The later collapse of the Soviet Union finally forced a troop withdrawal, leaving behind a puppet regime and a patchwork of feudal territories. It also created a power vacuum that would be exploited by foreign fighters who had earlier answered the call to jihad.


Among these was a young Saudi named Osama bin Laden, and who would go on to form something known as al-Qaeda - the architects of 9/11 – and who prospered under Taliban protection.


Sooner or later, someone was going to draw a line under successive foreign interventions and it turns out it was President Joe Biden. Then again, he did no more than finalise the peace deal negotiated by Donald Trump in 2020 which specified the removal of US and NATO forces. Of course, he was never obliged to uphold any part of the deal, but that's another matter.

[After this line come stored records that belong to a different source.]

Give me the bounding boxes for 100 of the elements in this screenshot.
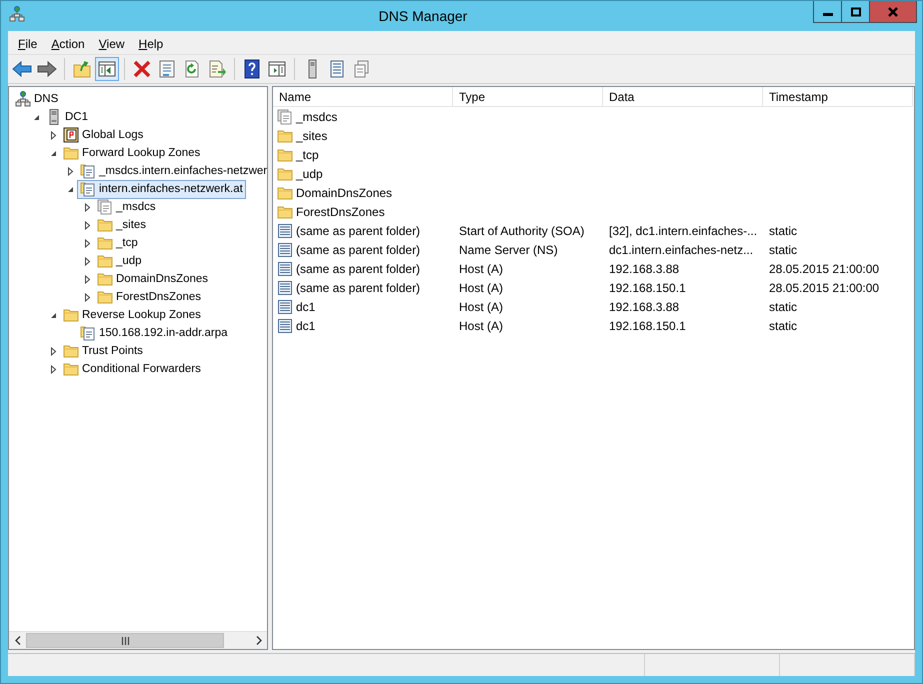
record-name[interactable]: (same as parent folder) <box>296 242 420 256</box>
document-folder-icon <box>80 181 96 197</box>
right-chevron-icon <box>256 636 262 645</box>
table-cell: 192.168.150.1 <box>609 280 686 294</box>
table-cell: static <box>769 318 798 332</box>
console-tree-button[interactable] <box>95 57 119 81</box>
tree-item[interactable]: Forward Lookup Zones <box>60 144 204 162</box>
document-folder-icon <box>80 325 96 341</box>
tree-item[interactable]: _tcp <box>94 234 141 252</box>
table-cell: Host (A) <box>459 262 504 276</box>
tree-item[interactable]: Reverse Lookup Zones <box>60 306 204 324</box>
folder-icon <box>277 204 293 220</box>
tree-item[interactable]: 150.168.192.in-addr.arpa <box>77 324 231 342</box>
console-tree-icon <box>97 59 117 79</box>
column-header[interactable]: Data <box>603 87 763 107</box>
scrollbar-thumb[interactable] <box>26 633 224 648</box>
record-icon <box>277 298 293 314</box>
record-name[interactable]: _sites <box>296 128 328 142</box>
expand-arrow-icon[interactable] <box>82 292 92 302</box>
expand-arrow-icon[interactable] <box>82 202 92 212</box>
folder-icon <box>63 307 79 323</box>
table-cell: Start of Authority (SOA) <box>459 224 584 238</box>
table-cell: Host (A) <box>459 300 504 314</box>
network-icon <box>15 91 31 107</box>
document-icon <box>97 199 113 215</box>
table-cell: 28.05.2015 21:00:00 <box>769 262 880 276</box>
collapse-arrow-icon[interactable] <box>66 184 74 194</box>
record-icon <box>277 222 293 238</box>
table-cell: 28.05.2015 21:00:00 <box>769 280 880 294</box>
tree-item[interactable]: ForestDnsZones <box>94 288 204 306</box>
record-name[interactable]: _udp <box>296 166 323 180</box>
folder-icon <box>277 184 293 200</box>
tree-item[interactable]: DC1 <box>43 108 92 126</box>
close-button[interactable] <box>870 1 916 22</box>
record-name[interactable]: DomainDnsZones <box>296 186 392 200</box>
expand-arrow-icon[interactable] <box>82 274 92 284</box>
record-name[interactable]: (same as parent folder) <box>296 280 420 294</box>
tree-item[interactable]: _sites <box>94 216 150 234</box>
tree-item[interactable]: _msdcs.intern.einfaches-netzwer <box>77 162 270 180</box>
tree-item[interactable]: Conditional Forwarders <box>60 360 204 378</box>
column-header[interactable]: Type <box>453 87 603 107</box>
menu-item[interactable]: View <box>92 34 132 54</box>
record-name[interactable]: (same as parent folder) <box>296 262 420 276</box>
forward-arrow-icon <box>37 59 57 79</box>
export-list-icon <box>207 59 227 79</box>
tree-item[interactable]: Global Logs <box>60 126 146 144</box>
folder-icon <box>63 343 79 359</box>
menu-item[interactable]: Help <box>132 34 170 54</box>
record-name[interactable]: ForestDnsZones <box>296 204 385 218</box>
table-cell: Name Server (NS) <box>459 242 558 256</box>
record-name[interactable]: _tcp <box>296 148 319 162</box>
expand-arrow-icon[interactable] <box>66 166 74 176</box>
properties-icon <box>157 59 177 79</box>
record-icon <box>277 280 293 296</box>
expand-arrow-icon[interactable] <box>48 346 58 356</box>
collapse-arrow-icon[interactable] <box>48 310 58 320</box>
table-cell: 192.168.150.1 <box>609 318 686 332</box>
help-icon <box>242 59 262 79</box>
table-cell: 192.168.3.88 <box>609 262 680 276</box>
tree-item[interactable]: intern.einfaches-netzwerk.at <box>77 180 246 198</box>
menu-item[interactable]: Action <box>44 34 92 54</box>
expand-arrow-icon[interactable] <box>48 130 58 140</box>
folder-up-icon <box>72 59 92 79</box>
folder-icon <box>97 253 113 269</box>
column-header[interactable]: Name <box>273 87 453 107</box>
table-cell: Host (A) <box>459 280 504 294</box>
table-cell: Host (A) <box>459 318 504 332</box>
column-header[interactable]: Timestamp <box>763 87 913 107</box>
folder-icon <box>97 217 113 233</box>
record-name[interactable]: dc1 <box>296 318 316 332</box>
tree-item[interactable]: DomainDnsZones <box>94 270 212 288</box>
expand-arrow-icon[interactable] <box>48 364 58 374</box>
tree-item[interactable]: DNS <box>12 90 62 108</box>
tree-item[interactable]: Trust Points <box>60 342 146 360</box>
back-arrow-icon <box>12 59 32 79</box>
tree-item[interactable]: _msdcs <box>94 198 159 216</box>
record-icon <box>277 318 293 334</box>
minimize-icon <box>822 13 832 16</box>
left-chevron-icon <box>14 636 20 645</box>
folder-icon <box>277 166 293 182</box>
collapse-arrow-icon[interactable] <box>32 112 40 122</box>
table-cell: 192.168.3.88 <box>609 300 680 314</box>
record-name[interactable]: _msdcs <box>296 110 338 124</box>
table-cell: [32], dc1.intern.einfaches-... <box>609 224 758 238</box>
expand-arrow-icon[interactable] <box>82 238 92 248</box>
action-pane-icon <box>267 59 287 79</box>
expand-arrow-icon[interactable] <box>82 220 92 230</box>
folder-icon <box>63 361 79 377</box>
maximize-icon <box>850 6 862 16</box>
table-cell: static <box>769 242 798 256</box>
menu-item[interactable]: File <box>11 34 44 54</box>
document-folder-icon <box>80 163 96 179</box>
folder-icon <box>277 128 293 144</box>
tree-item[interactable]: _udp <box>94 252 145 270</box>
record-name[interactable]: dc1 <box>296 300 316 314</box>
record-name[interactable]: (same as parent folder) <box>296 224 420 238</box>
record-icon <box>277 242 293 258</box>
expand-arrow-icon[interactable] <box>82 256 92 266</box>
window-title: DNS Manager <box>378 8 468 24</box>
collapse-arrow-icon[interactable] <box>48 148 58 158</box>
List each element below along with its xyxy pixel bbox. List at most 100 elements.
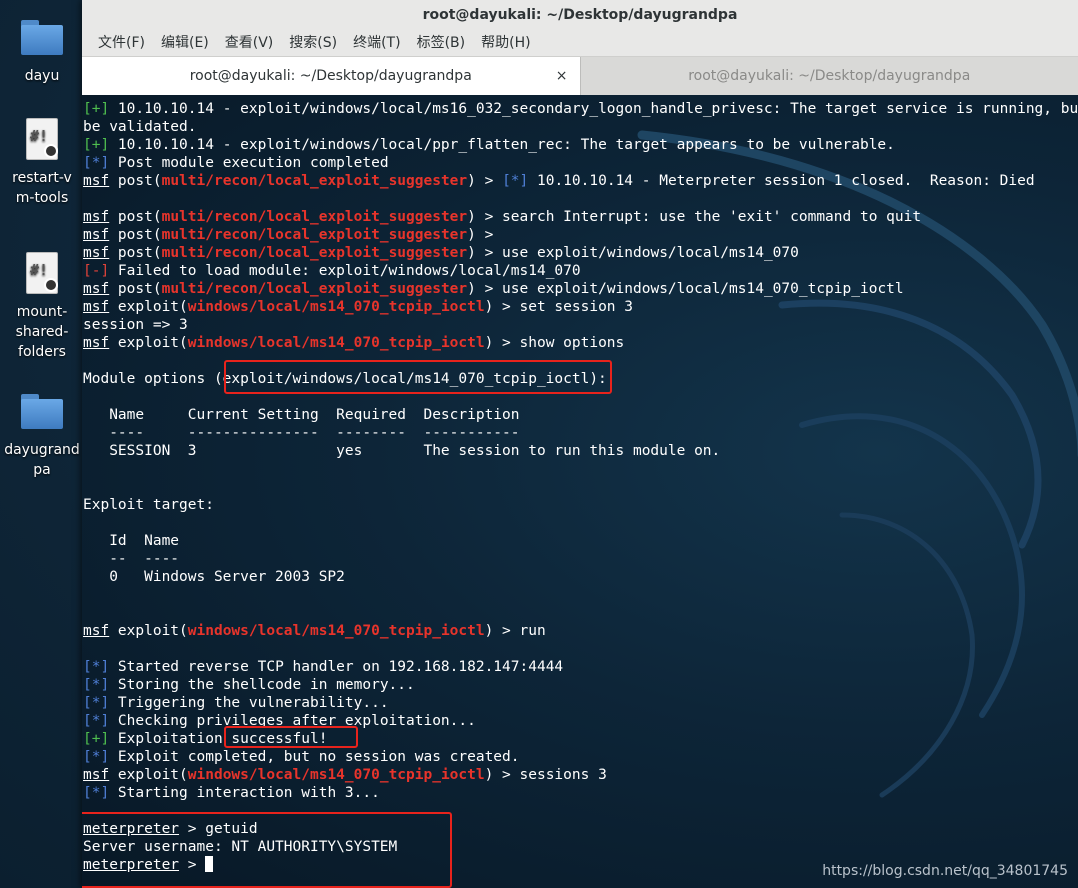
- terminal-text: ) > set session 3: [484, 299, 633, 315]
- terminal-error-text: [-]: [83, 263, 110, 279]
- terminal-line: msf post(multi/recon/local_exploit_sugge…: [83, 172, 1078, 190]
- desktop-icon-label: restart-vm-tools: [12, 170, 72, 206]
- menu-edit[interactable]: 编辑(E): [153, 30, 217, 56]
- terminal-text: ) > show options: [484, 335, 625, 351]
- menu-view[interactable]: 查看(V): [217, 30, 282, 56]
- terminal-text: -- ----: [83, 551, 180, 567]
- terminal-line: [+] 10.10.10.14 - exploit/windows/local/…: [83, 100, 1078, 118]
- terminal-window: root@dayukali: ~/Desktop/dayugrandpa 文件(…: [82, 0, 1078, 888]
- menu-help[interactable]: 帮助(H): [473, 30, 538, 56]
- terminal-good-text: [+]: [83, 101, 110, 117]
- terminal-info-text: [*]: [83, 659, 110, 675]
- terminal-text: Exploit target:: [83, 497, 214, 513]
- terminal-text: 10.10.10.14 - exploit/windows/local/ms16…: [109, 101, 1078, 117]
- terminal-mod-text: windows/local/ms14_070_tcpip_ioctl: [187, 767, 485, 783]
- terminal-text: ) >: [467, 173, 503, 189]
- terminal-line: msf exploit(windows/local/ms14_070_tcpip…: [83, 298, 1078, 316]
- terminal-line: SESSION 3 yes The session to run this mo…: [83, 442, 1078, 460]
- terminal-output[interactable]: [+] 10.10.10.14 - exploit/windows/local/…: [82, 95, 1078, 888]
- terminal-text: exploit(: [109, 623, 188, 639]
- terminal-text: 10.10.10.14 - exploit/windows/local/ppr_…: [109, 137, 895, 153]
- terminal-line: Id Name: [83, 532, 1078, 550]
- terminal-line: msf post(multi/recon/local_exploit_sugge…: [83, 208, 1078, 226]
- terminal-line: -- ----: [83, 550, 1078, 568]
- terminal-info-text: [*]: [83, 713, 110, 729]
- terminal-mod-text: multi/recon/local_exploit_suggester: [161, 281, 468, 297]
- close-icon[interactable]: ×: [556, 57, 568, 95]
- terminal-text: Starting interaction with 3...: [109, 785, 380, 801]
- terminal-line: [*] Storing the shellcode in memory...: [83, 676, 1078, 694]
- terminal-text: Post module execution completed: [109, 155, 389, 171]
- desktop-icon-dayugrandpa[interactable]: dayugrandpa: [0, 388, 84, 480]
- desktop-icon-label: dayu: [24, 68, 60, 84]
- terminal-line: ---- --------------- -------- ----------…: [83, 424, 1078, 442]
- terminal-text: post(: [109, 245, 162, 261]
- tab-label: root@dayukali: ~/Desktop/dayugrandpa: [189, 68, 472, 84]
- terminal-line: session => 3: [83, 316, 1078, 334]
- terminal-msf-text: msf: [83, 299, 110, 315]
- menu-tabs[interactable]: 标签(B): [409, 30, 474, 56]
- desktop-icon-restart-vm-tools[interactable]: #! restart-vm-tools: [0, 116, 84, 208]
- terminal-mod-text: multi/recon/local_exploit_suggester: [161, 209, 468, 225]
- terminal-line: [*] Started reverse TCP handler on 192.1…: [83, 658, 1078, 676]
- terminal-text: Name Current Setting Required Descriptio…: [83, 407, 520, 423]
- terminal-info-text: [*]: [83, 677, 110, 693]
- highlight-box-module: [224, 360, 612, 394]
- terminal-text: ) > search Interrupt: use the 'exit' com…: [467, 209, 922, 225]
- terminal-line: msf exploit(windows/local/ms14_070_tcpip…: [83, 766, 1078, 784]
- terminal-text: exploit(: [109, 335, 188, 351]
- terminal-line: Name Current Setting Required Descriptio…: [83, 406, 1078, 424]
- desktop-icon-dayu[interactable]: dayu: [0, 14, 84, 86]
- terminal-text: ) > run: [484, 623, 546, 639]
- menu-file[interactable]: 文件(F): [90, 30, 153, 56]
- terminal-text: ---- --------------- -------- ----------…: [83, 425, 520, 441]
- terminal-text: post(: [109, 173, 162, 189]
- terminal-text: be validated.: [83, 119, 197, 135]
- terminal-text: ) > use exploit/windows/local/ms14_070_t…: [467, 281, 904, 297]
- terminal-line: [-] Failed to load module: exploit/windo…: [83, 262, 1078, 280]
- terminal-msf-text: msf: [83, 281, 110, 297]
- terminal-line: [*] Triggering the vulnerability...: [83, 694, 1078, 712]
- terminal-msf-text: msf: [83, 767, 110, 783]
- terminal-mod-text: windows/local/ms14_070_tcpip_ioctl: [187, 299, 485, 315]
- terminal-line: msf exploit(windows/local/ms14_070_tcpip…: [83, 622, 1078, 640]
- menu-terminal[interactable]: 终端(T): [345, 30, 408, 56]
- terminal-text: Failed to load module: exploit/windows/l…: [109, 263, 581, 279]
- terminal-text: ) > sessions 3: [484, 767, 607, 783]
- tab-terminal-2[interactable]: root@dayukali: ~/Desktop/dayugrandpa: [580, 57, 1078, 95]
- terminal-line: msf exploit(windows/local/ms14_070_tcpip…: [83, 334, 1078, 352]
- terminal-line: msf post(multi/recon/local_exploit_sugge…: [83, 280, 1078, 298]
- terminal-text: exploit(: [109, 767, 188, 783]
- terminal-text: post(: [109, 209, 162, 225]
- terminal-msf-text: msf: [83, 245, 110, 261]
- menu-search[interactable]: 搜索(S): [281, 30, 345, 56]
- terminal-line: [*] Exploit completed, but no session wa…: [83, 748, 1078, 766]
- terminal-msf-text: msf: [83, 209, 110, 225]
- terminal-mod-text: multi/recon/local_exploit_suggester: [161, 227, 468, 243]
- tab-bar: root@dayukali: ~/Desktop/dayugrandpa × r…: [82, 57, 1078, 96]
- terminal-msf-text: msf: [83, 335, 110, 351]
- terminal-line: 0 Windows Server 2003 SP2: [83, 568, 1078, 586]
- folder-icon: [18, 388, 66, 436]
- terminal-text: exploit(: [109, 299, 188, 315]
- menu-bar: 文件(F) 编辑(E) 查看(V) 搜索(S) 终端(T) 标签(B) 帮助(H…: [82, 30, 1078, 57]
- desktop-icon-mount-shared-folders[interactable]: #! mount-shared-folders: [0, 250, 84, 362]
- tab-terminal-1[interactable]: root@dayukali: ~/Desktop/dayugrandpa ×: [82, 57, 581, 95]
- terminal-line: [+] 10.10.10.14 - exploit/windows/local/…: [83, 136, 1078, 154]
- window-title: root@dayukali: ~/Desktop/dayugrandpa: [82, 0, 1078, 30]
- terminal-text: ) >: [467, 227, 494, 243]
- terminal-line: be validated.: [83, 118, 1078, 136]
- terminal-line: msf post(multi/recon/local_exploit_sugge…: [83, 244, 1078, 262]
- terminal-text: Exploit completed, but no session was cr…: [109, 749, 520, 765]
- terminal-mod-text: windows/local/ms14_070_tcpip_ioctl: [187, 335, 485, 351]
- terminal-mod-text: multi/recon/local_exploit_suggester: [161, 245, 468, 261]
- terminal-info-text: [*]: [83, 695, 110, 711]
- terminal-text: post(: [109, 281, 162, 297]
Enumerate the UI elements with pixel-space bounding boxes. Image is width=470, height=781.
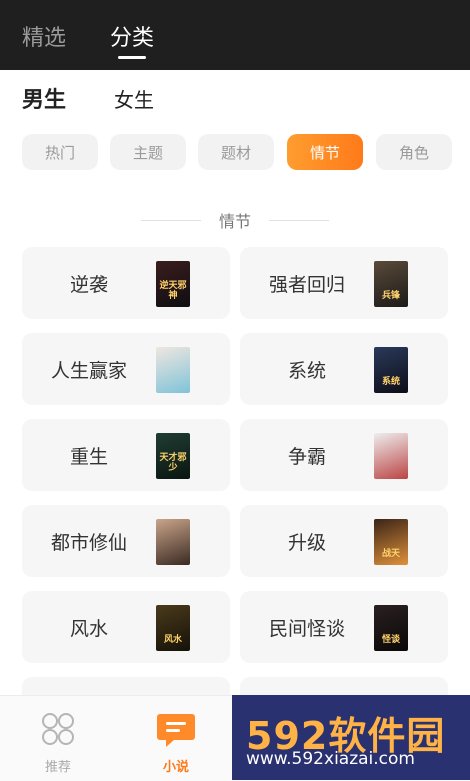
nav-novel[interactable]: 小说 [146, 704, 206, 775]
watermark-logo: 592软件园 www.592xiazai.com [232, 695, 470, 780]
category-card-label: 系统 [287, 359, 326, 382]
category-card[interactable]: 人生赢家 [22, 333, 230, 405]
category-card-label: 重生 [69, 445, 108, 468]
chip-plot[interactable]: 情节 [287, 134, 363, 170]
book-cover-title: 战天 [381, 549, 400, 559]
book-cover-title: 系统 [381, 377, 400, 387]
category-card[interactable]: 民间怪谈怪谈 [240, 591, 448, 663]
category-card[interactable]: 争霸 [240, 419, 448, 491]
category-card[interactable]: 逆袭 逆天邪神 [22, 247, 230, 319]
book-cover-title: 兵锋 [381, 291, 400, 301]
gender-tab-female[interactable]: 女生 [114, 84, 154, 113]
category-card[interactable]: 系统 系统 [240, 333, 448, 405]
book-cover-thumbnail: 战天 [374, 519, 408, 565]
book-cover-thumbnail [374, 433, 408, 479]
book-cover-thumbnail: 逆天邪神 [156, 261, 190, 307]
book-cover-thumbnail: 风水 [156, 605, 190, 651]
category-card-label: 民间怪谈 [268, 617, 345, 640]
category-card-label: 争霸 [287, 445, 326, 468]
book-cover-title: 天才邪少 [159, 453, 187, 473]
book-cover-title: 逆天邪神 [159, 281, 187, 301]
book-cover-thumbnail: 兵锋 [374, 261, 408, 307]
gender-tab-male[interactable]: 男生 [22, 82, 66, 114]
category-card-partial[interactable] [22, 677, 230, 695]
section-header: 情节 [0, 208, 470, 232]
category-card-label: 强者回归 [268, 273, 345, 296]
nav-recommend[interactable]: 推荐 [28, 704, 88, 775]
watermark-url: www.592xiazai.com [246, 749, 415, 769]
category-card-partial[interactable] [240, 677, 448, 695]
tab-featured[interactable]: 精选 [22, 20, 66, 52]
book-cover-thumbnail: 天才邪少 [156, 433, 190, 479]
book-cover-thumbnail: 系统 [374, 347, 408, 393]
chip-role[interactable]: 角色 [376, 134, 452, 170]
book-cover-title: 风水 [163, 635, 182, 645]
section-divider-left [140, 219, 201, 221]
chip-subject[interactable]: 题材 [198, 134, 274, 170]
book-cover-thumbnail [156, 347, 190, 393]
section-divider-right [269, 219, 329, 221]
category-card[interactable]: 升级战天 [240, 505, 448, 577]
category-card[interactable]: 重生 天才邪少 [22, 419, 230, 491]
category-card-label: 逆袭 [69, 273, 108, 296]
nav-novel-label: 小说 [162, 760, 189, 775]
section-title: 情节 [218, 212, 251, 231]
book-cover-thumbnail: 怪谈 [374, 605, 408, 651]
grid-icon [42, 713, 74, 745]
tab-categories[interactable]: 分类 [110, 20, 154, 52]
top-bar: 精选 分类 [0, 0, 470, 70]
chip-theme[interactable]: 主题 [110, 134, 186, 170]
chip-hot[interactable]: 热门 [22, 134, 98, 170]
active-tab-indicator [118, 56, 146, 59]
book-cover-title: 怪谈 [381, 635, 400, 645]
book-cover-thumbnail [156, 519, 190, 565]
category-card[interactable]: 都市修仙 [22, 505, 230, 577]
nav-recommend-label: 推荐 [44, 760, 71, 775]
category-card-label: 升级 [287, 531, 326, 554]
category-card[interactable]: 强者回归兵锋 [240, 247, 448, 319]
category-card[interactable]: 风水 风水 [22, 591, 230, 663]
category-card-label: 人生赢家 [50, 359, 127, 382]
category-card-label: 都市修仙 [50, 531, 127, 554]
category-card-label: 风水 [69, 617, 108, 640]
book-chat-icon [157, 714, 195, 747]
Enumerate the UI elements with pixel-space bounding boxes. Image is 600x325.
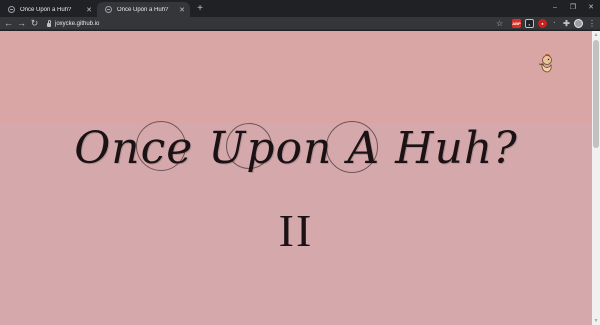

Despite the UK Parliament being recalled and a substantial amount of rhetoric from both sides of the chamber, most politicians will quietly tell you that their mailboxes are not exactly stuffed with demands from constituents to send the troops back in.


In addition, they expect current popular sympathy for the plight of the Afghan people to wane dramatically once the extent of refugees admissions to the UK is explored.


Someone once wrote that “there are no such things as failed nations, only failed regimes”. The collapse of the Afghan administration might well be a case in point. Moreover, the rapidity of how it happened, compared to the predictions of intelligence services, suggest a grasp of events on a par with Kipling's contemporaries.


The imperialist approach once much favoured by European powers keen for a place under the sun was to invade a smaller, more backward country, subjugate the population, call it a “dependency” and then bugger off when things got complicated. Not much seems to have changed since then.


Sadly, it also seems the lesson has still not been learned from the days of Vietnam that you cannot win a war on the ground by fighting it by remote-control in air-conditioned command centres.


The tragedy is that it has to cost so many lives every time the same mistake is made.